VATICAN SYNOD: What is Unique to The Lay Out of Synod Hall?
Fr. Andrew Kaufa smm
This is a question that came into my mind after I read Jonathan Liedl’s article New Grammar of Synodality on Display At Start of Synod Gathering which was published by Catholic News Agency on October 4, 2023: what exactly is new about the layout in the synodal hall for the Synod on Synodality at Aura Paul II?
For those who are not aware, the setup in the Aura Paul VI where the XVI General Assembly of the Synod is taking place differs from the setting during the previous synods. Instead of using the hall where participants sit in a hierarchical arrangement of an amphitheater where the Pope and the synod facilitators take seat at the front stage which is almost like a high table arrangement. This time around, the participants are divided into 35 tables which are called working groups, and the table of the Pope and the synod organizing team are more or less in the middle of the hall, below the stage but slightly elevated.
Liedl has noted that for the first time, among the 365 participants who are full members of the assembly with voting rights including lay men and women, religious men and women as well as deacons and priests are giving interventions from their round table, seated. This working group set up a round table, according to the Relator of the Synod Card. Jean Claude Hollerich, a new grammar of synodality that the Church of our times must discover.
The New from the Old
Speaking as an African from Eastern Africa, I can agree that this is a new grammar in so far as the synod is concerned. However, it is not a new grammar when it comes to being a church in the Eastern Africa (AMECEA) and Southern Africa (IMBISA) regions of the Church in Africa. where the ecclesiology of the Small Christian Communities (SCCs) has become the way of being a church. Coincidentally, the AMECEA region is also celebrating 50 years of the SCCs.

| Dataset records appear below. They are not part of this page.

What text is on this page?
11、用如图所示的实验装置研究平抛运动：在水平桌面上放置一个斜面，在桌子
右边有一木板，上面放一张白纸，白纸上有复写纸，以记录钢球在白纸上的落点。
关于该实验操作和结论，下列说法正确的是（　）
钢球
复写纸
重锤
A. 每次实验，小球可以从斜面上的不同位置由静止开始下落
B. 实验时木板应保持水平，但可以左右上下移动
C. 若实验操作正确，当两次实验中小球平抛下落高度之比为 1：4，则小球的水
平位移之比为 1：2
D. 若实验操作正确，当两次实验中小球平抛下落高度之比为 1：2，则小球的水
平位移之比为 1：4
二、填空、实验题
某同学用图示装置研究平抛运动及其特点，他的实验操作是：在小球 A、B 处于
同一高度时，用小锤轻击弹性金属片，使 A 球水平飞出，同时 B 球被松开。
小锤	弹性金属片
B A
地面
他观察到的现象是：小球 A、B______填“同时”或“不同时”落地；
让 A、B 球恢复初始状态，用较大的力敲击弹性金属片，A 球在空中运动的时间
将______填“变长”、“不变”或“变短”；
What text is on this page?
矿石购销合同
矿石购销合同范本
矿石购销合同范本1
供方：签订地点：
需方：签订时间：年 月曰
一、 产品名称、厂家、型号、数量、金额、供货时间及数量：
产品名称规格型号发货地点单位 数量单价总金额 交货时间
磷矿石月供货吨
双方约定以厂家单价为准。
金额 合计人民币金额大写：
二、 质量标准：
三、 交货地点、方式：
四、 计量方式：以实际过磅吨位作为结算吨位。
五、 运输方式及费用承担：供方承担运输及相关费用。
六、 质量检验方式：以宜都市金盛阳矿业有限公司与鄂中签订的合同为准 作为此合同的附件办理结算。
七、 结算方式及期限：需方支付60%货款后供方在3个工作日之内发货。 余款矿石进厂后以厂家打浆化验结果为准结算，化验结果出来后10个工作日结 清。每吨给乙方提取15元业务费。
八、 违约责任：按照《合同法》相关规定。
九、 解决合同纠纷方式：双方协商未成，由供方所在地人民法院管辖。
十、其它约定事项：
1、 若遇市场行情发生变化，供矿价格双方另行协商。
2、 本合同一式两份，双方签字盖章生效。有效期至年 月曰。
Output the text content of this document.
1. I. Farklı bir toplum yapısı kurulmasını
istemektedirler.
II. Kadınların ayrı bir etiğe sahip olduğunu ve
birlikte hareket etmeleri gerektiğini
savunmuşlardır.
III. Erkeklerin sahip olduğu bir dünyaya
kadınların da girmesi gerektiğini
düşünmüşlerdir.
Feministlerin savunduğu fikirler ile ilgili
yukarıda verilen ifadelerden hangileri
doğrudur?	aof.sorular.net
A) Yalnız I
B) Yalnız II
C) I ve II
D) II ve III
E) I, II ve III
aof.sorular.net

The image of a Small Christian Community is that of a community of baptized men and women, youth including the Religious men and women as the priests together sharing in a set of a circle, with the Bible as the center of their spiritual conversation about their life experiences and their mission to the world around them.
According to Bishop Patrick Kalilombe who was a leading advocate for this ecclesiology, the SCCs, or rather Basic Ecclesiological Communities can be referred to as the Second Vatican Council’s rediscovery of the theology of the faithful, an inculturation of parish ministry where the incarnation of the Gospel in the traditional set up eliminates clericalism (refer to Dictionary of African Christian Biography). Furthermore, the importance of the round table set up during SCC meetings is also underscored by the two key activities that take place during the SCC gatherings, i.e., Bible sharing and mission or charity outreach activity planning.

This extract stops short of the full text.